Entain owns a lot of Europe-centric sports betting and iGaming brands, such as Ladbrokes, Coral and bwin, and a deal would have immediately given DraftKings a global footprint. Entain also owns all of its own back-end tech, a rarity in the gaming world.
“Based on our vertically-integrated technology stack, best-in-class product and technology capabilities and leading brand, we are highly confident in our ability to maintain a leadership position and achieve our long-term growth plans in the rapidly growing North America market,” DraftKings CEO and Chairman Jason Robins said in a statement.
The news comes one week after Entain and DraftKings were granted a one-month extension by the U.K.’s Panel on Takeovers and Mergers, making Nov. 16 the new “put up or shut up” date. In September Entain detailed the latest DraftKings proposal, an offer of £2.80 ($3.86) per Entain share, paid in a mix of stock and cash. That represented a 46.2% premium to Entain’s closing share price the day before the announcement.

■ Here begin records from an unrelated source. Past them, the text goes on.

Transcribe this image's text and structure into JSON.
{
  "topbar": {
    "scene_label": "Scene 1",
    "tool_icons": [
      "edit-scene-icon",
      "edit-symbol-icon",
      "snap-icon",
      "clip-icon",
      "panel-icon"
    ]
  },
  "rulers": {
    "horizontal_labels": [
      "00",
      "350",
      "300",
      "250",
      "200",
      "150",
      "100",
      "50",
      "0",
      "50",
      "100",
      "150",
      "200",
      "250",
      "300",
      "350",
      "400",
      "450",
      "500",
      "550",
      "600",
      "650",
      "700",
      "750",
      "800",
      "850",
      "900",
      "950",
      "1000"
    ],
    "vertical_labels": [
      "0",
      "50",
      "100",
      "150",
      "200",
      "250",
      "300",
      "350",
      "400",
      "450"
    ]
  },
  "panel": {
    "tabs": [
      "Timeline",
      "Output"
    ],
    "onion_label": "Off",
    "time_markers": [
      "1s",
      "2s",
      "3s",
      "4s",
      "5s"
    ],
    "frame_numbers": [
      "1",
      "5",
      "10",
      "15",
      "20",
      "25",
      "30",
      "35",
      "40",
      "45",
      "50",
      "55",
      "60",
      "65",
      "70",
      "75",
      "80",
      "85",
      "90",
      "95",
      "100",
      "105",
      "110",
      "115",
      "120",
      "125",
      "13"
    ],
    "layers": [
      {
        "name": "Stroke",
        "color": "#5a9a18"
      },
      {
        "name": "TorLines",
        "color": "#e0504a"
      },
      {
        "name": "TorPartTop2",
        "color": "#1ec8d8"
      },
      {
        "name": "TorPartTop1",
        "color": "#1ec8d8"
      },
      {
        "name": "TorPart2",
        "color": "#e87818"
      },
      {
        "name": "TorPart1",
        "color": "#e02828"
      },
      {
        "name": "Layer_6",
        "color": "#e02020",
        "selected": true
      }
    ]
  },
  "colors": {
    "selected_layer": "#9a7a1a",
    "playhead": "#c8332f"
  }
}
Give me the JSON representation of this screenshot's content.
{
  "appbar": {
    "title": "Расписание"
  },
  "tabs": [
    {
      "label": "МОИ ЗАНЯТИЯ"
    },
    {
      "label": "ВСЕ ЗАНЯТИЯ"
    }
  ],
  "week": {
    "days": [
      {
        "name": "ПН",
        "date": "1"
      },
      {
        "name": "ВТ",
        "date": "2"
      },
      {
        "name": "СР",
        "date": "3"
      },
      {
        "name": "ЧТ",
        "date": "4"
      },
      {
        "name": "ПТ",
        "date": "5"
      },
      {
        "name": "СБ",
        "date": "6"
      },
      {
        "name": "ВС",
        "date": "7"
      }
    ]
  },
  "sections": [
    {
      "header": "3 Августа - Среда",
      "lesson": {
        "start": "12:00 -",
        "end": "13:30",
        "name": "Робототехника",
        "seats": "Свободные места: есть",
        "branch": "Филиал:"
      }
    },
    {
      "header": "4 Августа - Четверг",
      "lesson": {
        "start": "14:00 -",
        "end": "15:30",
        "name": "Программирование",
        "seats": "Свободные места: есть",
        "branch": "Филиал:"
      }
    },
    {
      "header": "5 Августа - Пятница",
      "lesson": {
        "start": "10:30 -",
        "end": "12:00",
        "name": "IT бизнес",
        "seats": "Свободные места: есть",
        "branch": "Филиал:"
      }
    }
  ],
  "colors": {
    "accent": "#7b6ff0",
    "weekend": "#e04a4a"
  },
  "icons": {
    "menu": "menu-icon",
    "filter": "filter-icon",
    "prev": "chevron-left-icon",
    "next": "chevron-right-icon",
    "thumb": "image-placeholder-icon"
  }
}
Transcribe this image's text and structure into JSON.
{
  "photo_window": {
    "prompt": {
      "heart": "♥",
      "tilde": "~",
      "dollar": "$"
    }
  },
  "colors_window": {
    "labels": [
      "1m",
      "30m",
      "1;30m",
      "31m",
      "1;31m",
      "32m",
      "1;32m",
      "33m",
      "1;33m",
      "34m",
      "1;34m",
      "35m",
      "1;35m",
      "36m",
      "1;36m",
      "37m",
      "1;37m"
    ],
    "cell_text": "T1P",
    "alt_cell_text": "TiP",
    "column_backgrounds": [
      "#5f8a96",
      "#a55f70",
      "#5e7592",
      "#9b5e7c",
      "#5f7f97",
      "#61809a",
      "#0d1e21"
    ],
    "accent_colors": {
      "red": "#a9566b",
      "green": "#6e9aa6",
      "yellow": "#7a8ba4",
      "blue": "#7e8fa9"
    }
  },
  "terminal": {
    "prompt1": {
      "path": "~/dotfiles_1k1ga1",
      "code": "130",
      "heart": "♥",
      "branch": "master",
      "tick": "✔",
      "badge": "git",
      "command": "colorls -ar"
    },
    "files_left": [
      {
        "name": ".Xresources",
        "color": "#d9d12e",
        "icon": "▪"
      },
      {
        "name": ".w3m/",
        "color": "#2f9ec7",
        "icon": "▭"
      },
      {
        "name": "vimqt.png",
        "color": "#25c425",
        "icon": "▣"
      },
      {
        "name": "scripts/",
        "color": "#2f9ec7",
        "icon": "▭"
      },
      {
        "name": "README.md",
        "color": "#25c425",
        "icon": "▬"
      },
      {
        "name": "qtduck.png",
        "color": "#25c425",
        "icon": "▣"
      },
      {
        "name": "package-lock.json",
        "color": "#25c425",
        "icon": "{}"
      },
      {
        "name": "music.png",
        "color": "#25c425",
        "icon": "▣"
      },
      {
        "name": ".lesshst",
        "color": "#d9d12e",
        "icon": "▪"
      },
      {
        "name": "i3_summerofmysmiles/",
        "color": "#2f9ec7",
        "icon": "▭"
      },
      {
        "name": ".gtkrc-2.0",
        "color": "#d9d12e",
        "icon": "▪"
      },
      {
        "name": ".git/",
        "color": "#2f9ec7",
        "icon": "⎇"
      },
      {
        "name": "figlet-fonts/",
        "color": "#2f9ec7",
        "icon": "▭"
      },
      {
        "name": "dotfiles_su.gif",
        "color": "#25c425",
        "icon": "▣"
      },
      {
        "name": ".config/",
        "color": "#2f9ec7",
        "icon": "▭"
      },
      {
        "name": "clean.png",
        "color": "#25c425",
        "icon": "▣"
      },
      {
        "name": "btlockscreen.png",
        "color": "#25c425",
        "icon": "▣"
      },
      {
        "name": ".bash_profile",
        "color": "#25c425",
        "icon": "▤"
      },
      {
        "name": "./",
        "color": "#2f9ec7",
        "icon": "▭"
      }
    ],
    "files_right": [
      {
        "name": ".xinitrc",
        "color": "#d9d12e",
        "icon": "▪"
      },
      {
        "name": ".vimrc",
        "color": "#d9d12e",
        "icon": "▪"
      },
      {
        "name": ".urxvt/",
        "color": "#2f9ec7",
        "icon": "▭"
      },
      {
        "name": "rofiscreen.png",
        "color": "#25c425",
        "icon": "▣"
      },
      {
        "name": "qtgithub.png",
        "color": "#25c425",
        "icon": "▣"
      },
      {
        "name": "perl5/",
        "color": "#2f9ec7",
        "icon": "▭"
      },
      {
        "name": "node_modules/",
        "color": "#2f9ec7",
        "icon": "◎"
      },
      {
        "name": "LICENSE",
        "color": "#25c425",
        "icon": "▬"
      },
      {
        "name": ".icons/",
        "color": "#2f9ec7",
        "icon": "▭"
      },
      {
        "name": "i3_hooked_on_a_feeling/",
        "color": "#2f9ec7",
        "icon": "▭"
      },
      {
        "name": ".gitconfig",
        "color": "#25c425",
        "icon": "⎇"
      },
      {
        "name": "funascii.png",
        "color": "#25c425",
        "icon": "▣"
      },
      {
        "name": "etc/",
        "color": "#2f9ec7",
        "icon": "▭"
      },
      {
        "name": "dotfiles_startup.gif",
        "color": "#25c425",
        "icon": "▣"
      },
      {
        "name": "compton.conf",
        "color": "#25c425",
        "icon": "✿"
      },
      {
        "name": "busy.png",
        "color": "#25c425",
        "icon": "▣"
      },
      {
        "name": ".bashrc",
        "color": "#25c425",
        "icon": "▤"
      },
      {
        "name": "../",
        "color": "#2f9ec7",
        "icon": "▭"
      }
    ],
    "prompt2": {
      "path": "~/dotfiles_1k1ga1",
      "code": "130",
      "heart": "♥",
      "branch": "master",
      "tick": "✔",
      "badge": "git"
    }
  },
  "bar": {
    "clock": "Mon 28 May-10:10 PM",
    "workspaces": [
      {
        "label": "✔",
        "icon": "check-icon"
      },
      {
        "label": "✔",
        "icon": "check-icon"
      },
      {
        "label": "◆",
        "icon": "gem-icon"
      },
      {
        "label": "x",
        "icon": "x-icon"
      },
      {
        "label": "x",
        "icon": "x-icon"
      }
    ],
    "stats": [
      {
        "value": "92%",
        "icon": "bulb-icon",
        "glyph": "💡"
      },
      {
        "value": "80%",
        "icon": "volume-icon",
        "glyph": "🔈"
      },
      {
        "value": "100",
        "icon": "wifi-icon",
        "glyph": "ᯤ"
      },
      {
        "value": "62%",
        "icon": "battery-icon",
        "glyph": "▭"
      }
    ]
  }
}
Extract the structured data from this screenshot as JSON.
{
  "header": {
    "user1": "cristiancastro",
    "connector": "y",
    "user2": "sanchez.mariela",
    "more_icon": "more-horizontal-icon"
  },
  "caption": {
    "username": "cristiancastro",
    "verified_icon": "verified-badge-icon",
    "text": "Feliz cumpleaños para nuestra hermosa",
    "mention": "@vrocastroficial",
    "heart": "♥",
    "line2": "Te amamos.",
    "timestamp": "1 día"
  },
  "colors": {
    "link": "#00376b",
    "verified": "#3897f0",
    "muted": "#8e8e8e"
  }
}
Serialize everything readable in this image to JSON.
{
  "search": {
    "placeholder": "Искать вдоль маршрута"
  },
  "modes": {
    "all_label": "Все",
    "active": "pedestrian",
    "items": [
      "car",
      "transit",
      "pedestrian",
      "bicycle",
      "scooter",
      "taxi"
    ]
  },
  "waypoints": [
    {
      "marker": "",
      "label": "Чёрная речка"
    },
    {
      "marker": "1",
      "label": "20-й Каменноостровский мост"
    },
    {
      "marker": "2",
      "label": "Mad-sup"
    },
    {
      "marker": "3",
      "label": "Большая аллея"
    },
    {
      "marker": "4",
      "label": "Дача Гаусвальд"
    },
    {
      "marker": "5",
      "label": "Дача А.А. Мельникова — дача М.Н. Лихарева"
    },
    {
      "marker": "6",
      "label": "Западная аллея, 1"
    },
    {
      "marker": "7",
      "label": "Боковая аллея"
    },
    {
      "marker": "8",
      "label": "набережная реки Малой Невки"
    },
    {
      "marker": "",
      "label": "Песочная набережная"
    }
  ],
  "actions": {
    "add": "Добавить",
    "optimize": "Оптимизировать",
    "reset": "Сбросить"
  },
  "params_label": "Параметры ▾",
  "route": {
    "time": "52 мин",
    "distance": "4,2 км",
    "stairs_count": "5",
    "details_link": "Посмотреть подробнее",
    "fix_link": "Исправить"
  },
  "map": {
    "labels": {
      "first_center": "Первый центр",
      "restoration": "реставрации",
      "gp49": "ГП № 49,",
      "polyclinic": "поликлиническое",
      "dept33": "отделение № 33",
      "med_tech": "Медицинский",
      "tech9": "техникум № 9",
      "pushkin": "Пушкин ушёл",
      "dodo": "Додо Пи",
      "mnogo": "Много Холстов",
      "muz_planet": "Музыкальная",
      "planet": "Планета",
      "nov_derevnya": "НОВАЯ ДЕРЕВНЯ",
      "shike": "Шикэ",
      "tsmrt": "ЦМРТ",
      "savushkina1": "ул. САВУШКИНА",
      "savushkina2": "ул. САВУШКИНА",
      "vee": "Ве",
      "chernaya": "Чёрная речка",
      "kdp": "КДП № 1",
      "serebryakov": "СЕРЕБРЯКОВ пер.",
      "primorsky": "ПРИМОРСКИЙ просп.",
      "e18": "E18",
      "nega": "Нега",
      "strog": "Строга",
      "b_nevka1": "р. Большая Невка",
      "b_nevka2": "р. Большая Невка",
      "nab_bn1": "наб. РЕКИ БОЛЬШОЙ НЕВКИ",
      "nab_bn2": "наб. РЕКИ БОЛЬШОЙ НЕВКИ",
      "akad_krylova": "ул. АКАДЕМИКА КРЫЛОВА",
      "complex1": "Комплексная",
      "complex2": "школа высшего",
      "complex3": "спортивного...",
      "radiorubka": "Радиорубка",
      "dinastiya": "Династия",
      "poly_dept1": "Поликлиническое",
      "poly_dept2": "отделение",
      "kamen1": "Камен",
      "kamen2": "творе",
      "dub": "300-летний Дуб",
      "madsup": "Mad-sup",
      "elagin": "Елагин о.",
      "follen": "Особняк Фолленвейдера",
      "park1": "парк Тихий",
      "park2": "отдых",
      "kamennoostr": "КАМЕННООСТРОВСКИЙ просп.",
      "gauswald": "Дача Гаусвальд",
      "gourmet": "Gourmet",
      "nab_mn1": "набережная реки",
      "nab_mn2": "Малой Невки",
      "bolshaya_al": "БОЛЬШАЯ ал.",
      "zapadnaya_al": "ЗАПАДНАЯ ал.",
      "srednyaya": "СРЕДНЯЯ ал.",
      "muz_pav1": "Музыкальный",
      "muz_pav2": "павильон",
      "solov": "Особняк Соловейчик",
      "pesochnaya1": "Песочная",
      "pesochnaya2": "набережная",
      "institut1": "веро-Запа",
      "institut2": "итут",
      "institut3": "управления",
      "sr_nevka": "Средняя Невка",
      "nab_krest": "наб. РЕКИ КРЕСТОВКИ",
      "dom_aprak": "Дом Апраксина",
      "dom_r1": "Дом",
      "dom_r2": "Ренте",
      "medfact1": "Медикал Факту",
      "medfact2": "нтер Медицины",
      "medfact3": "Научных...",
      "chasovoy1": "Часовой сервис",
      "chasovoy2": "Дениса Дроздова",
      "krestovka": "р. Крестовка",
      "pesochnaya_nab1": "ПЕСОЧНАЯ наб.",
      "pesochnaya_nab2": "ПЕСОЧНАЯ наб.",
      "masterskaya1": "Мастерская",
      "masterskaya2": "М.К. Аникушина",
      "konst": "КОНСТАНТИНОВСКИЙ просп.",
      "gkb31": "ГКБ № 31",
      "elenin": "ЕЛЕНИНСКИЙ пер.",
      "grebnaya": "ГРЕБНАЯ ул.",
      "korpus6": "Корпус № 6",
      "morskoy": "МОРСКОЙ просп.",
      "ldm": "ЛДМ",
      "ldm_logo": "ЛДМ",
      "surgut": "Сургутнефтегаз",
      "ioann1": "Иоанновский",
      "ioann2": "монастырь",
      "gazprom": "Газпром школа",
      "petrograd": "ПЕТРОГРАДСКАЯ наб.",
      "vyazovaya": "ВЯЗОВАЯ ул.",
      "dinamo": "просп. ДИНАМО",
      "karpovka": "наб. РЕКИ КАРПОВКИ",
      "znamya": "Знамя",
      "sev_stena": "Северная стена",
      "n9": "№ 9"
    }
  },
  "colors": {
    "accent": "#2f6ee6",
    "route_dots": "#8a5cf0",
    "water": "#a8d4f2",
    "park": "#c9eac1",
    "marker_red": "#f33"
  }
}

The deal was especially complicated because of the involvement of a third gaming operator: MGM Resorts. MGM is a 50-50 partner alongside Entain in BetMGM, and has claimed throughout this process that it had the right to approve, or reject, any DraftKings takeover.
At the end of last year, MGM made a roughly $11 billion offer for Entain, which was rejected by the European company for being too low.